NJ: Couple Covered Up Hiring Criminals, Drug Addicts As Drivers For Unsafe School Buses

The owners of an Essex County-based school bus company whose driver OD'd and crashed with 12 special-needs kids on board hired criminals and drug addicts, put unsafe vehicles on the road and tried to cover it all up, state authorities charged.

School bus

School bus

Photo Credit: Joshua Buesser/Googlemaps

Ahmed Mahgoub, 62, and his wife, Faiza Ibrahim, 47, both of East Hanover, knowingly hired drivers for F&A Transportation who “did not hold valid commercial driver’s licenses or required license endorsements, as well as drivers who had criminal histories or were using illegal drugs,” Attorney General Gurbir S. Grewal said.
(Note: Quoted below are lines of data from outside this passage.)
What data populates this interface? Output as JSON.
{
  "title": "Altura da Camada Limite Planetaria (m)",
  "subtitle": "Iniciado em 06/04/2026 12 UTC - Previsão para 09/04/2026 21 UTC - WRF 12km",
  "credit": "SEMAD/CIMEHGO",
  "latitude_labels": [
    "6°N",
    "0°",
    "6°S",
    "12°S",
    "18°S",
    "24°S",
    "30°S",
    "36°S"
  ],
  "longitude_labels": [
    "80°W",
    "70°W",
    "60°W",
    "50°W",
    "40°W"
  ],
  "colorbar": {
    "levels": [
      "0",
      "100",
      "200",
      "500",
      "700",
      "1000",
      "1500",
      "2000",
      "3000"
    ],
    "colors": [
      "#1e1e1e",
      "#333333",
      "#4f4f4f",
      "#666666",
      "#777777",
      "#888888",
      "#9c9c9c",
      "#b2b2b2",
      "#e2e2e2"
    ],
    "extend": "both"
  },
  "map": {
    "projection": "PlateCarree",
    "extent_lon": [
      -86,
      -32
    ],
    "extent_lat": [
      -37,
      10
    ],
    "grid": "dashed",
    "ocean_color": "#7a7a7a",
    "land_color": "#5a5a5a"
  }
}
The couple doctored vehicle inspection forms and lied to school districts in Passaic, Morris and Union counties “to cover up the fact that the company hired unqualified drivers, failed to conduct mandatory drug testing and criminal background checks for drivers and aides, and operated unsafe buses,” Grewal added.

They also told drivers to evade MVC inspections at school sites and at times had aides drive the school buses, the attorney general said.

By doing so, the couple protected roughly $3.5 million in contracts with those districts, he said.

In an incident that made headlines last year, one of their drivers used heroin in the F&A parking lot in East Orange before overdosing and crashing a bus into the wall of a building at 14th Avenue and Jones Street in Newark with 12 special-needs children aboard.

Responding police officers used Narcan to revive her.

State authorities on Thursday charged Mahgoub and Ibrahim with conspiracy, false representation for a government contract, theft by deception, tampering with public records and corporate misconduct following an investigation by Grewal’s Office of Public Integrity and Accountability and the New Jersey State Police Official Corruption Bureau.

“This is the second time in four months that we have filed serious criminal charges against a school bus company and its operators for allegedly putting children in jeopardy by hiring unqualified drivers, using unsafe buses, and falsifying records to cover up their conduct,” Grewal said.

“No parent should have to worry about the condition of their child’s school bus or question whether their child’s bus driver might be a felon or someone under the influence of drugs or alcohol,” he added. “No child should ever be put in danger that way.”